We had an administrator come to air the administration’s case for Small Learning Communities, a worthwhile educational structure that wears the guise of one of the many research-based almost-fads that pass as reform around here.
The cynicism comes via my master teacher, who aired her grievances freely and with a sarcastic, out-of-the-corner-of-her-mouth tone.
In reference to Small Learning Communities, she said this multiple times and loudly enough for the department to hear:
It’s only the fourth time we’ve tried this since I’ve been here.
New Administrator wilted. He heard what she said, too.
Though not wet behind the ears, New Adminstrator is at least uncalloused. He made his case, and I thought he was very well-spoken. The proposal — recently district-approved — seemed well-organized to me, but our veteran teachers lacked my wide-eyed optimism.
Lead Teacher was as skeptical as my master teacher, and would refer to Silent Sustained Reading during his particular tirade. He was in favor of SSR overall, noting that his students had been able to sustain concentration for longer periods of time when SSR was up at a full 30 minutes. He was not in favor of how it was used this year.
What follows is parphrased.
It seems like we implement great-new-ideas every year. SSR is one example, as is Advisory. But, every year, we start up a new great-new-idea and let the others fall by the wayside. We cut back just a little on the time we spend on the old ones, and eventually we cut back on all of what makes them worthwhile.
We cut SSR to 15 minutes this year, and we’re always interrupted by announcements halfway through. Next year, announcements and SSR are seperated, and SSR is up to 20 minutes. I guess this is better, but it’s still down from the half-hour we had it before.

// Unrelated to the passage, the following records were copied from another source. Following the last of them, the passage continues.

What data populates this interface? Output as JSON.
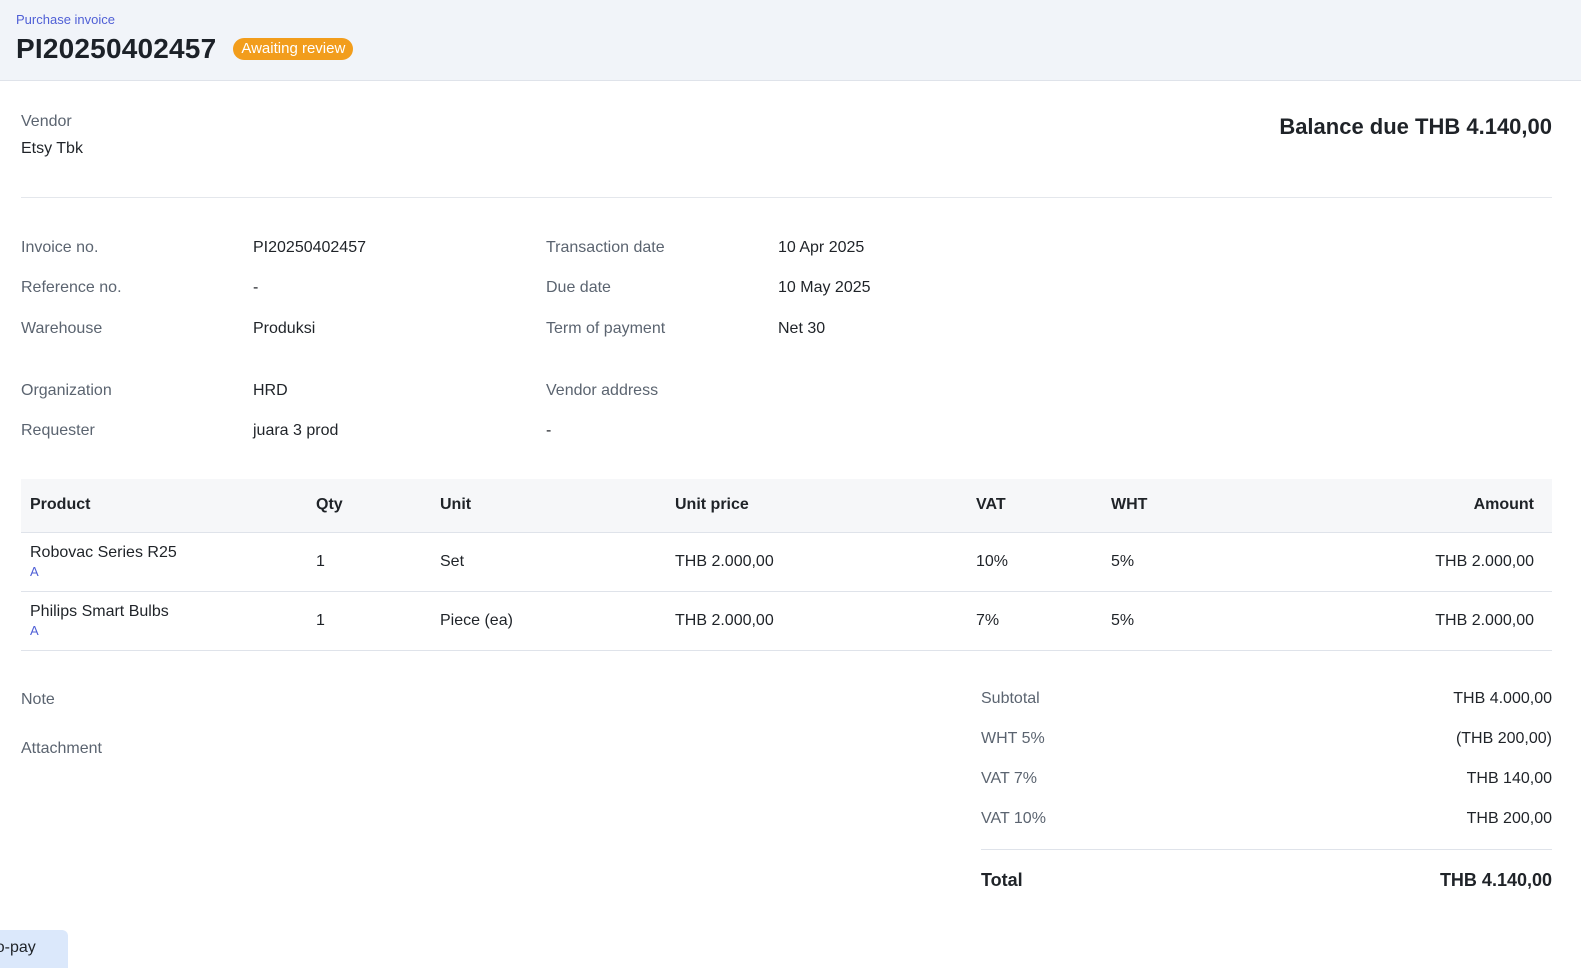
{
  "header": {
    "breadcrumb": "Purchase invoice",
    "title": "PI20250402457",
    "status": "Awaiting review",
    "status_color": "#f29d1c"
  },
  "vendor": {
    "label": "Vendor",
    "name": "Etsy Tbk"
  },
  "balance_due": "Balance due THB 4.140,00",
  "details": {
    "invoice_no": {
      "label": "Invoice no.",
      "value": "PI20250402457"
    },
    "reference_no": {
      "label": "Reference no.",
      "value": "-"
    },
    "warehouse": {
      "label": "Warehouse",
      "value": "Produksi"
    },
    "transaction_date": {
      "label": "Transaction date",
      "value": "10 Apr 2025"
    },
    "due_date": {
      "label": "Due date",
      "value": "10 May 2025"
    },
    "term_of_payment": {
      "label": "Term of payment",
      "value": "Net 30"
    },
    "organization": {
      "label": "Organization",
      "value": "HRD"
    },
    "requester": {
      "label": "Requester",
      "value": "juara 3 prod"
    },
    "vendor_address": {
      "label": "Vendor address",
      "value": "-"
    }
  },
  "table": {
    "headers": {
      "product": "Product",
      "qty": "Qty",
      "unit": "Unit",
      "unit_price": "Unit price",
      "vat": "VAT",
      "wht": "WHT",
      "amount": "Amount"
    },
    "rows": [
      {
        "product": "Robovac Series R25",
        "variant": "A",
        "qty": "1",
        "unit": "Set",
        "unit_price": "THB 2.000,00",
        "vat": "10%",
        "wht": "5%",
        "amount": "THB 2.000,00"
      },
      {
        "product": "Philips Smart Bulbs",
        "variant": "A",
        "qty": "1",
        "unit": "Piece (ea)",
        "unit_price": "THB 2.000,00",
        "vat": "7%",
        "wht": "5%",
        "amount": "THB 2.000,00"
      }
    ]
  },
  "note_label": "Note",
  "attachment_label": "Attachment",
  "summary": {
    "subtotal": {
      "label": "Subtotal",
      "value": "THB 4.000,00"
    },
    "wht": {
      "label": "WHT 5%",
      "value": "(THB 200,00)"
    },
    "vat7": {
      "label": "VAT 7%",
      "value": "THB 140,00"
    },
    "vat10": {
      "label": "VAT 10%",
      "value": "THB 200,00"
    },
    "total": {
      "label": "Total",
      "value": "THB 4.140,00"
    }
  },
  "footer_chip": "-to-pay"
}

We need to either improve it or get rid of it. Doing it halfway like this is worse than not doing it at all. It wastes time. I notice that we tend to keep the framework of these reforms with none of the follow-though, and therefore with none of the effectiveness.
My master teacher piped in:
I worry that we’ll have Small Learning Communities with all of the costs but none of the benefits of Small Learning Communities.
New Administrator wilted some more.
A third social science teacher vented for a full 20 minutes about how there was no Small Learning Community for athletes, who should be organized into leave-friendly afternoon physical education classes, and why they should all take classes together.
Nobody else cared. He coaches baseball, and likes the sound of his own voice. He rants all the time.
New Adminstrator didn’t wilt this time, though he was more visibly tired after this tirade; I have a feeling New Adminstrator is used to nonsense.